Meantime world food prices are rising. This is a result of more demand from relatively poor people eating better, especially in China. The ‘miracle of the market’ is not in fact producing more food – at least some land has been moved from food to more profitable biofuels. That comes after many years of dismantling the social mechanisms set up after World War Two to ensure there would always be enough food in future.
Chinese bloggers scorn Western values
‘Human nature – that’s me’ could have been a slogan for the New Right in the West. China had a kind of New Right of its own, the post-Mao leadership that abolished vital things like free education and free public health-care, as well as successfully allowing elements of private enterprise
Rather that praising China as the only solid success for New Right ideas, they were criticised as not doing nearly enough to submit to superior Western values. Even if you believed this to be desirable – I do not, but I am sure the Western critics did think just that – anyone with any sense would be careful, be aware of Chinese resentment at past injustice and racism.
These were not people with any sense, or any modesty either. If it doesn’t work, do more of the same, on the grounds that the original ideas were definitely correct. The collapse of the Soviet Union gave a huge boost to their confidence, and also must have demoralised the people in the Labour Party who became New Labour. They seem not to have thought that the failure of one system does not prove that its rival is perfect.

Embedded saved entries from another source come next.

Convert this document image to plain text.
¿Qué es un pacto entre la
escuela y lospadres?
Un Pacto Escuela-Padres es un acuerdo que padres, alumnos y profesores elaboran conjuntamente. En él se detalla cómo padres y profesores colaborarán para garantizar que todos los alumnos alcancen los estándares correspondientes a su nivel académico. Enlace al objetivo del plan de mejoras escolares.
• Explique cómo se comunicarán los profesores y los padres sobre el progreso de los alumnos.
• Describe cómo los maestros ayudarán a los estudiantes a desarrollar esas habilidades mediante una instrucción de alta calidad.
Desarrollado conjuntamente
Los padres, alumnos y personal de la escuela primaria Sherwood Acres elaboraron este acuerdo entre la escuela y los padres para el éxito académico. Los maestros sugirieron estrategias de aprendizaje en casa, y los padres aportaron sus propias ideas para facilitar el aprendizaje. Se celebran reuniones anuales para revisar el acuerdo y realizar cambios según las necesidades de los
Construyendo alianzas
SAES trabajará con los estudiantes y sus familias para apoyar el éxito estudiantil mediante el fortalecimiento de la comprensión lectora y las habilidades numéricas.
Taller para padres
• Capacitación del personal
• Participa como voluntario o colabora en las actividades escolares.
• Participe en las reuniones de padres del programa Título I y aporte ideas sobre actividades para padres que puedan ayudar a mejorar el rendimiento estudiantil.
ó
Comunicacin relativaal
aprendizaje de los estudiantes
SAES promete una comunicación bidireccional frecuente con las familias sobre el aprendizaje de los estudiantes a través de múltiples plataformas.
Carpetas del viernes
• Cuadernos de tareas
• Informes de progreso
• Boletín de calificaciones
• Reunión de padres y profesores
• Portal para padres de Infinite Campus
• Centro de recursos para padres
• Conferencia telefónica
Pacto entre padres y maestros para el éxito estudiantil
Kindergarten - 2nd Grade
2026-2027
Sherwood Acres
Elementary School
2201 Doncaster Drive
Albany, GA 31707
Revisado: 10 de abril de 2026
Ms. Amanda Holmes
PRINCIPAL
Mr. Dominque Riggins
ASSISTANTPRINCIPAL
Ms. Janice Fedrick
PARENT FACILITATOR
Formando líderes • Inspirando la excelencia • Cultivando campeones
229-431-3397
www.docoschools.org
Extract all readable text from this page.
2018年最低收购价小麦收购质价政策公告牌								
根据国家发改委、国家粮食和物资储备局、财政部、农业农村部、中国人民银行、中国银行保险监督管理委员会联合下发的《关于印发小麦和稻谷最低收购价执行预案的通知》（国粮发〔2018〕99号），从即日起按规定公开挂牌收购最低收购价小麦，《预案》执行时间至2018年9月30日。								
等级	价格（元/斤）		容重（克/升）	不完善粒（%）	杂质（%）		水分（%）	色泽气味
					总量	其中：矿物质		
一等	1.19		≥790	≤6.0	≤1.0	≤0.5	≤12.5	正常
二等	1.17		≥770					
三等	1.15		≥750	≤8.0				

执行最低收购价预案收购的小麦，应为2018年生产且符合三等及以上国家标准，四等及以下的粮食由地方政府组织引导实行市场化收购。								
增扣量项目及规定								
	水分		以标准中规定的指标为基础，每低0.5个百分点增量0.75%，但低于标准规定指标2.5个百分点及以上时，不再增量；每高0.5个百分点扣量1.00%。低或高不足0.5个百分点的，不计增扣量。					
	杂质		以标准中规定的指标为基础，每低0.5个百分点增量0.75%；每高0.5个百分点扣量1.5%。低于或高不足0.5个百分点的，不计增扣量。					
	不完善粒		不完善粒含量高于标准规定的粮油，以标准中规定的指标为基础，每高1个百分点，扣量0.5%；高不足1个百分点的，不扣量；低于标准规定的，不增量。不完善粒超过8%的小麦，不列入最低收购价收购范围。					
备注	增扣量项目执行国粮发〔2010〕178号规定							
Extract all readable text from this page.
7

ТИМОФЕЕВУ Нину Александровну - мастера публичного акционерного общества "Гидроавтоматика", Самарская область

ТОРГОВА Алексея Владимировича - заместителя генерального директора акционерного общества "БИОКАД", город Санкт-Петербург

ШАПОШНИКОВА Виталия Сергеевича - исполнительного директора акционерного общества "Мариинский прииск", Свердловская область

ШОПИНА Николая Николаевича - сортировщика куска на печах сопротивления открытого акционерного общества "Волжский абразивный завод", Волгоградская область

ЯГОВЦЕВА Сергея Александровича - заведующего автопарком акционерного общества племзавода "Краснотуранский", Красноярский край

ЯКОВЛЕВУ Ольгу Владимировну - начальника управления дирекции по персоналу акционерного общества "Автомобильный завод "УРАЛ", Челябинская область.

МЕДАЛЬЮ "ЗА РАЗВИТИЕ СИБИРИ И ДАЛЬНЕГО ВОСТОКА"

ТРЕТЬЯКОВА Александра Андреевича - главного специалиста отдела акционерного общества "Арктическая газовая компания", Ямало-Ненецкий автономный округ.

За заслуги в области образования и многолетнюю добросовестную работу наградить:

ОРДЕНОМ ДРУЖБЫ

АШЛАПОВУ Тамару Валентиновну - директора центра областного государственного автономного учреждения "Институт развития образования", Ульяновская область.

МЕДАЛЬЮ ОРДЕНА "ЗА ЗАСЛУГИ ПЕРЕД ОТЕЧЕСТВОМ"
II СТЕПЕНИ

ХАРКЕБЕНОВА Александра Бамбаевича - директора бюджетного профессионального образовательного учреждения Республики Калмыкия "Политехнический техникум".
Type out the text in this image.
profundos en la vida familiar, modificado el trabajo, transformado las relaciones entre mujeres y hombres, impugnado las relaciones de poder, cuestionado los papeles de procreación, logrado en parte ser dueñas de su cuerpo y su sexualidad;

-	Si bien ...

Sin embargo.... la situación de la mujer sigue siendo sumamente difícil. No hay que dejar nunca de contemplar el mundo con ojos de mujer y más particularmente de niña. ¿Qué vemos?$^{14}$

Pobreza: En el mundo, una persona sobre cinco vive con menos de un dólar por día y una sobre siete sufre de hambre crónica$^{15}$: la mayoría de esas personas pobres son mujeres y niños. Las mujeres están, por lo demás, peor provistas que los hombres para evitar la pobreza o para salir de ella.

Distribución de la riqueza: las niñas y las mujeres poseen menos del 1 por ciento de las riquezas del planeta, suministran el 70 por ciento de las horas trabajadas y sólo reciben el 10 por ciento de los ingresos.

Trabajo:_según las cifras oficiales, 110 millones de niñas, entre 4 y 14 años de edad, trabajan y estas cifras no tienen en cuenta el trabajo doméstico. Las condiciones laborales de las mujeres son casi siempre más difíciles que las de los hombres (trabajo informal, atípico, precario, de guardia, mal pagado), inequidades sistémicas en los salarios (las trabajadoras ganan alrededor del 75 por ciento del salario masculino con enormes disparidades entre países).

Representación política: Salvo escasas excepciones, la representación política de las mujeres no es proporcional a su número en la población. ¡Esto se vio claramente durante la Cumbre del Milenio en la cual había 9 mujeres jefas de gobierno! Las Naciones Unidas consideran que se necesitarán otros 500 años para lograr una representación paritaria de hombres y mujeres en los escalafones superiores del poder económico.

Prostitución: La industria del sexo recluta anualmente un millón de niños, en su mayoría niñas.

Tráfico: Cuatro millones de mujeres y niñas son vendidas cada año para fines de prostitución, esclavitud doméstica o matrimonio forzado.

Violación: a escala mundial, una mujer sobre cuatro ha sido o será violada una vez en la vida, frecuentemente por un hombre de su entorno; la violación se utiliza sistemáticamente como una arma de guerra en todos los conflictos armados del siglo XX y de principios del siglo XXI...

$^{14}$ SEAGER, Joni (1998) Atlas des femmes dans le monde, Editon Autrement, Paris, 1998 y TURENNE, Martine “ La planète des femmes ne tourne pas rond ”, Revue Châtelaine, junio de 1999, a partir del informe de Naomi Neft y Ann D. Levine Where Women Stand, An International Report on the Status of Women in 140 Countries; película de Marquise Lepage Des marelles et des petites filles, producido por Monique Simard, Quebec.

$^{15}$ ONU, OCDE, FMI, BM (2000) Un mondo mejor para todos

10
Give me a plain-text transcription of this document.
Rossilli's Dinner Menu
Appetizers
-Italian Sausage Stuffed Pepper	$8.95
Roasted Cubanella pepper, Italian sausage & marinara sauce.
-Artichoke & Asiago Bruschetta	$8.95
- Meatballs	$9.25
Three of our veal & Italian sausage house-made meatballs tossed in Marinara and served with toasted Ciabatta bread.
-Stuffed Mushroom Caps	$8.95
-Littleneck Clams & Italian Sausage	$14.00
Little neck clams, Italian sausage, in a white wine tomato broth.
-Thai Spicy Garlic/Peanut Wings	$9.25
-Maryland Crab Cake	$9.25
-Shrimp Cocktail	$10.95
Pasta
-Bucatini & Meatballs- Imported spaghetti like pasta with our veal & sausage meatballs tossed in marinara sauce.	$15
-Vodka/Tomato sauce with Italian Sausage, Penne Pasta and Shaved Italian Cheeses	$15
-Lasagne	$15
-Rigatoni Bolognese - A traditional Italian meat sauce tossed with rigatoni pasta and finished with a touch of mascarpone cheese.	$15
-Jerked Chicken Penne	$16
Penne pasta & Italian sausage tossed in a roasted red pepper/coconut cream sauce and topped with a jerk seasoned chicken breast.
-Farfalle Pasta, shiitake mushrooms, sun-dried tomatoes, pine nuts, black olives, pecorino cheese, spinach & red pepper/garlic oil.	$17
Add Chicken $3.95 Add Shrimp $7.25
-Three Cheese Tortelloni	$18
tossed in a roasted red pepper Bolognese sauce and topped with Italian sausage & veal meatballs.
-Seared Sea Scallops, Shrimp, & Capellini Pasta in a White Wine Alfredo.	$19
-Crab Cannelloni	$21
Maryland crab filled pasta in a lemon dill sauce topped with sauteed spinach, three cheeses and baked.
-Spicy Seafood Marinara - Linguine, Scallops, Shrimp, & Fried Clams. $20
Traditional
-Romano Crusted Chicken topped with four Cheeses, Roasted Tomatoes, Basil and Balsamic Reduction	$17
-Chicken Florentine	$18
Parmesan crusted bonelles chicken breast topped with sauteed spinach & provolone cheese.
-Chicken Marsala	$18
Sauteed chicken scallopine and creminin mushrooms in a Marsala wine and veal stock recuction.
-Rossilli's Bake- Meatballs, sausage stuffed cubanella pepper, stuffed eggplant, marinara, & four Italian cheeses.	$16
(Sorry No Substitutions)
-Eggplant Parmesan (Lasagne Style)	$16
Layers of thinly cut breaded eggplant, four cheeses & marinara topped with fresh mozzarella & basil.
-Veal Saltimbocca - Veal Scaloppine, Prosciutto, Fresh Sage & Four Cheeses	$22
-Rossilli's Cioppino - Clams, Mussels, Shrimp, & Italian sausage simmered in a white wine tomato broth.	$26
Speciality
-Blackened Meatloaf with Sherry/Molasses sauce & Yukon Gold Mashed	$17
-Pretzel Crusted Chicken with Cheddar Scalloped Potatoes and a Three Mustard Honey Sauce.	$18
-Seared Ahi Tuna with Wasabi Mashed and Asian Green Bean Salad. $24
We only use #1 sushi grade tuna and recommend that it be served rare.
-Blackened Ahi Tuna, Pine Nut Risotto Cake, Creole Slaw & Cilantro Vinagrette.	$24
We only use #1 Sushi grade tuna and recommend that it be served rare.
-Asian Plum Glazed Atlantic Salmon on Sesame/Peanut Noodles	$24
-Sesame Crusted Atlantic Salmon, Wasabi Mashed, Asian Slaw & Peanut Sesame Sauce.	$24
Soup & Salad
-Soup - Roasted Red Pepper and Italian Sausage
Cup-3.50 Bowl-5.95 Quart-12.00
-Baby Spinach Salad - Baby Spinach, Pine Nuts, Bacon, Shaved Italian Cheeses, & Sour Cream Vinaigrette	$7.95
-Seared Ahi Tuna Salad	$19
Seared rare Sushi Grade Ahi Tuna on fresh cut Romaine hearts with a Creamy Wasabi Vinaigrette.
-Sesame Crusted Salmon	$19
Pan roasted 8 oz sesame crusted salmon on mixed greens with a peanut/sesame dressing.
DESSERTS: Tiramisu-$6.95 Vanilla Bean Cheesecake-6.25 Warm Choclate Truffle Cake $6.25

They lost Russia. Middle-Europe – the band of counties between Vienna and the Baltic that had been dominated by Russia since World War Two – returned to its natural place as part of the same cultural area as Western Europe. The European Union currently forms a natural group and should be wary of going any further east
The Tibet protests may have embarrassed China, but they have also outraged Chinese all round the world. Blatantly dishonest reporting in Western media including presenting Nepali police as Chinese police and cropping a picture from the Lhasa riot to avoid showing Tibetans throwing stones.[D] Worse, Paris City Council has chosen to insult the Chinese by making the Dalai Lama an honorary citizen of Paris, even as President Sarkozy tries to make amends for the disgraceful attack on a small Chinese woman in a wheelchair that happened during the Paris protest.[E]
To date, the Olympic torch procession has had trouble in London, Paris and San Francisco, but not elsewhere. In Indonesia, where there were serious anti-Chinese riots in 1998, they sensibly dropped the planned procession and just had a rally in a stadium. I write on the 22nd, so I’ve no way of knowing what will happen in Australia and Japan. My guess is that both those countries will crack down on protestors, they need the trade.
What’s more significant is that the West has alienated just the people who might have been a vehicle for making China more Western. What they think they are doing is anyone’s guess.